Ich lasse mir ein Bad einlaufen. Meine Wange ist rot und sogar ein bisschen gelb, wie aus Ton, und im Mundwinkel ist ein kleiner Blutstropfen zu sehen. Meine Frisur ist ordentlich durcheinander – ein Gutteil meines Schopfs hat sich aus der Haarklammer gelöst. Ich schütte Badesalz in die Wanne. Eigentlich ist das verrückt, denn es ist schon fünf Uhr nachmittags, und ich kenne Josie, dieses Mädchen, nicht sonderlich gut. Ich weiß nicht so recht, was ich von ihr halten soll.

Dabei herrscht ein unglaublich schönes und sanftes Licht, meilenweit entfernt von jeglichem Gefühl einer Bedrohung. Ich kann es kaum glauben, dass mir so etwas bei einem derart blauen Himmel und derart schönem Wetter passieren konnte. Das Badezimmer ist von Sonnenlicht durchflutet, ich höre Geschrei, Kinder spielen in der Ferne, der Horizont glitzert, Vögel, Eichhörnchen usw.

Wie gut das tut.

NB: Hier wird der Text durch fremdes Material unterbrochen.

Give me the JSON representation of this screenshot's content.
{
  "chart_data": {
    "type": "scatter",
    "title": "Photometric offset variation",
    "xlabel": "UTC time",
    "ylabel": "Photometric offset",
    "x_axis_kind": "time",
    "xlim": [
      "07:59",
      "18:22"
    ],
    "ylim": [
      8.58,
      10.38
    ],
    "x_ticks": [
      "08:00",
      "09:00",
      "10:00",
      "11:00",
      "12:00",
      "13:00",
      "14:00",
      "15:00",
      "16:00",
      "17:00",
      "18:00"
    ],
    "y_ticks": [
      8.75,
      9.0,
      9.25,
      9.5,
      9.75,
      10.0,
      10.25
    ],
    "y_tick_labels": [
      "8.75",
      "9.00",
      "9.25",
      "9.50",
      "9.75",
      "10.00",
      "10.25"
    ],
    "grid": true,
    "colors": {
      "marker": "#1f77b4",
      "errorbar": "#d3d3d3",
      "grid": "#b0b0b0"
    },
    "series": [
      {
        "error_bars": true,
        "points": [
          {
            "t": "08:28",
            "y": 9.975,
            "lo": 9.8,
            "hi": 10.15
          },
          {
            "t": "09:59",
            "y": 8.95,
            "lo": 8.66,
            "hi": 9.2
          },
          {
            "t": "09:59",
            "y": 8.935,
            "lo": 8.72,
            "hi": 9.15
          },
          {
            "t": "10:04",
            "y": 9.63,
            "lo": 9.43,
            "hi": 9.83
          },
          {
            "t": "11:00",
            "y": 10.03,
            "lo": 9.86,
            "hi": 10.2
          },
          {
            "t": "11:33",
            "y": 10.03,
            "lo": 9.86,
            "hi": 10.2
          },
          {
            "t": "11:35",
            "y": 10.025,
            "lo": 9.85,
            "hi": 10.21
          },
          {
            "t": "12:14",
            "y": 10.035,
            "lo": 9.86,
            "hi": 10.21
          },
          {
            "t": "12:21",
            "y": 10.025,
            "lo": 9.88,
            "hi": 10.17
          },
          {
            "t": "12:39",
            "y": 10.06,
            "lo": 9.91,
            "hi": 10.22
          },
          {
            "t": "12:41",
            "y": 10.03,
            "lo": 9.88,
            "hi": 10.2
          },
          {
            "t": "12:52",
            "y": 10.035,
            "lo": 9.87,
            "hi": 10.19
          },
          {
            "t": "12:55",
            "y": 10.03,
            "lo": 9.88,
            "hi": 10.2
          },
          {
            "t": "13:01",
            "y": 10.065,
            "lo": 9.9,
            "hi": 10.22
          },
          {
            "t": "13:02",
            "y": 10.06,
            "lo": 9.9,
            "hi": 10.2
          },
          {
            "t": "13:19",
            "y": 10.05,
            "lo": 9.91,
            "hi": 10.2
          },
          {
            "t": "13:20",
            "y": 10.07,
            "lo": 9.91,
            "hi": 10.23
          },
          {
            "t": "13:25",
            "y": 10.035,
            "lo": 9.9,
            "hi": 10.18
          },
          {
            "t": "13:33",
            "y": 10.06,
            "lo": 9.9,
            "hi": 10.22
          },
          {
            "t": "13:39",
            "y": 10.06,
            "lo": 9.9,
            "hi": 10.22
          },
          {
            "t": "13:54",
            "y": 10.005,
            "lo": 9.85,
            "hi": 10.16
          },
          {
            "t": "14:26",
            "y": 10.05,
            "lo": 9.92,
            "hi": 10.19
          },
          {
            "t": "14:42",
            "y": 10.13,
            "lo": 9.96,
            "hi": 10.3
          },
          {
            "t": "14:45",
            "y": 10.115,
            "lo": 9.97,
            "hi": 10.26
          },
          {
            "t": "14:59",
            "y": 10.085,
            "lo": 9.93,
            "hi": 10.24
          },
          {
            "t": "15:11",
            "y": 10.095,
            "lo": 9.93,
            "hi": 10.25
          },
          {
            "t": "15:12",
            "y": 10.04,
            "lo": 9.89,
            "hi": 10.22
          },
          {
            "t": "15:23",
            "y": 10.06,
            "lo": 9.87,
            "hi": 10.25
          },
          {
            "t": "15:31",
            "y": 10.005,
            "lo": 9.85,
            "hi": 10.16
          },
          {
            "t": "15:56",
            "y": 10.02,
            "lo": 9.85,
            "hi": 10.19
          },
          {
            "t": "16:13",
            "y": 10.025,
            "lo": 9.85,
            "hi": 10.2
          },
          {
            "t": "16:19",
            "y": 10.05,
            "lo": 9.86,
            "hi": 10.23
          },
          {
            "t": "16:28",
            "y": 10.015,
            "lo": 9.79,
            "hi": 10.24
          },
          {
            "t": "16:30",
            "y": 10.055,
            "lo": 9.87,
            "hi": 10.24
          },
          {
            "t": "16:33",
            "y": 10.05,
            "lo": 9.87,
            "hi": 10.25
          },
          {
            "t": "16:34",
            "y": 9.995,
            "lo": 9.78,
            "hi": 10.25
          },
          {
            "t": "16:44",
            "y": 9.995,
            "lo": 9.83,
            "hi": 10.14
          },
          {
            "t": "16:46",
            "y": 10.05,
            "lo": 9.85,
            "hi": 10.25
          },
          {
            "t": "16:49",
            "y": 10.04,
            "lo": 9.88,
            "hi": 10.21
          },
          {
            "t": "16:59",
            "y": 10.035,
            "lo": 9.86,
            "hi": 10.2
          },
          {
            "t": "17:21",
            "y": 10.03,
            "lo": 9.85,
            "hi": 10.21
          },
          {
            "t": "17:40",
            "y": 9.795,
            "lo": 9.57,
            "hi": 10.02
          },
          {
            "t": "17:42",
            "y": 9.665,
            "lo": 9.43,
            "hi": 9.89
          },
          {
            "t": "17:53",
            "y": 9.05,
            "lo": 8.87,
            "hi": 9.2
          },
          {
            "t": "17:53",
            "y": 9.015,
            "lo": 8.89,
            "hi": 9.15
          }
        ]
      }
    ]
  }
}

So ein Bad ist wunderbar. Ich schließe die Augen. Ich kann nicht sagen, dass ich alles ausgelöscht habe, aber ich bin wieder voll bei Sinnen. Die erwartete Migräne bleibt aus. Ich telefoniere mit einem Feinkostladen und lasse mir Sushi kommen.

Ich habe schon Schlimmeres erlebt, und das mit Männern, die ich mir selbst ausgesucht hatte.

[11] Nachdem ich die großen Stücke der Vase aufgelesen habe, staubsauge ich die Stelle, an der ich gestürzt bin – bei dem Gedanken, dass ich hier vor einigen Stunden mit klopfendem Herzen auf dem Boden lag, fühle ich mich wieder ziemlich unwohl. Und als ich mir gerade einen Drink machen will, bekomme ich doch tatsächlich eine Nachricht von Irène, meiner Mutter, die fünfundsiebzig Jahre alt ist und die ich seit einem Monat nicht gesehen habe – geschweige denn gehört. Sie behauptet, sie habe von mir geträumt, ich hätte sie zu Hilfe gerufen – dabei habe ich überhaupt nicht nach ihr gerufen.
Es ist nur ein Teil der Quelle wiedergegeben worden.